I've had my heart broken.

I have. Recently, actually. And it's probably one of the the worst pains in the entire world. It feels like all the things keeping you afloat are suddenly just no longer there and you can feel the water rushing to swallow you whole. You are alone and what hurts most is that, if you're best friends with the person you are in love with like I was, you have to learn how to function without your best friend again. The person that has shared special moments, made you smile, known everything about you. And above all, they broke all the trust you had built in them. You trusted that they would keep the promises that they made. Because why would someone promise something if they didn't intend to keep it?

That's where I learned though, that some people really don't understand the promises they are making when they make them. I learned the amazing span of grace. I learned that I'm stronger than I thought I was.

I need you to know that if you have ever had your heart broken, or maybe you're facing some serious heartbreak right now, that you aren't alone. That took me a while to realize too. You feel like the whole world is just going about their business but really people are just as broken as you feel. You just have to be willing to be vulnerable and let them help you. They will help you. People are just waiting for you to reach out your hand.

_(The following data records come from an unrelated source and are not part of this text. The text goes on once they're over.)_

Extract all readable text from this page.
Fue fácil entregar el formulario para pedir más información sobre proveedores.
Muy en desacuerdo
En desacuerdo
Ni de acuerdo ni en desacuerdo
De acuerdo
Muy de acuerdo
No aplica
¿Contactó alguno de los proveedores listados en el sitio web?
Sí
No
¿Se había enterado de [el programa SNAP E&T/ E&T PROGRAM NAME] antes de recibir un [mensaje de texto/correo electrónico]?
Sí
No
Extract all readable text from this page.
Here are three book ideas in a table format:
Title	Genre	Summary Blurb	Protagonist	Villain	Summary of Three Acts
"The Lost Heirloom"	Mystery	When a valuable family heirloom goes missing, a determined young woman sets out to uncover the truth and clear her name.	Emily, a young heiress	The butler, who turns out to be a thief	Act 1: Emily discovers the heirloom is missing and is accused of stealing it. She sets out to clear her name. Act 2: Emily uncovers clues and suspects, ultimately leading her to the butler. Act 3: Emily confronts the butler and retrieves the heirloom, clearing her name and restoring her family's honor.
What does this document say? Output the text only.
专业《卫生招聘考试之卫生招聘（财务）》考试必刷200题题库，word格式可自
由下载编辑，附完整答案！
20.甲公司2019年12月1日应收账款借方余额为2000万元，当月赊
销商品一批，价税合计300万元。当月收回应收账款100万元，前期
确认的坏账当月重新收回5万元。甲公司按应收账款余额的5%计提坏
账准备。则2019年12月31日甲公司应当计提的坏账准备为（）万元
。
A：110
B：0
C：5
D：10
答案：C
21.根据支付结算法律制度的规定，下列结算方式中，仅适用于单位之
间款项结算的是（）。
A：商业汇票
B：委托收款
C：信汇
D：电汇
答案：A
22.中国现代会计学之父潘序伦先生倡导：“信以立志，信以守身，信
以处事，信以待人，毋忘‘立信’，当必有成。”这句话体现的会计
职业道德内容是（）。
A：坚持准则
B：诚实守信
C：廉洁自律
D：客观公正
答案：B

Fall into grace. I'm going to be doing some more writing about grace here in the near future. I never understood grace very well until recently. That, and love. I never understood the power of another's words. I never realized how deeply the God I had worshiped my whole entire life loved me. It's beautiful and wonderful and intoxicating. It's breathtaking and deep and real and alive. I hope you experience that someday. That intoxicating, glorious love. It's phenomenal and addicting. Loving and being loved by a God that is greater than any fathomable substance has made me an addict. I can't get enough, and I just keep going back for more, more, more. I ache to return to the place where I can be alone in His presence. I long to dive into his overwhelming grace. I wait for the moment when I may rest, when I may be alone with the love that spans generations, an entire species crafted into beautiful beings, all with hearts to love the one who placed them perfectly where they are.

I'm trying to be a better writer. I stumble a lot over the words. There are so many things inside of me longing to be free, to enter the world. I'm one of the crazy ones who believe that words can touch people. So though it may seem sporadic and crazy, please stay with me. We can do this together, this life thing. Dive into the astounding beauty that surrounds us, won't you join me?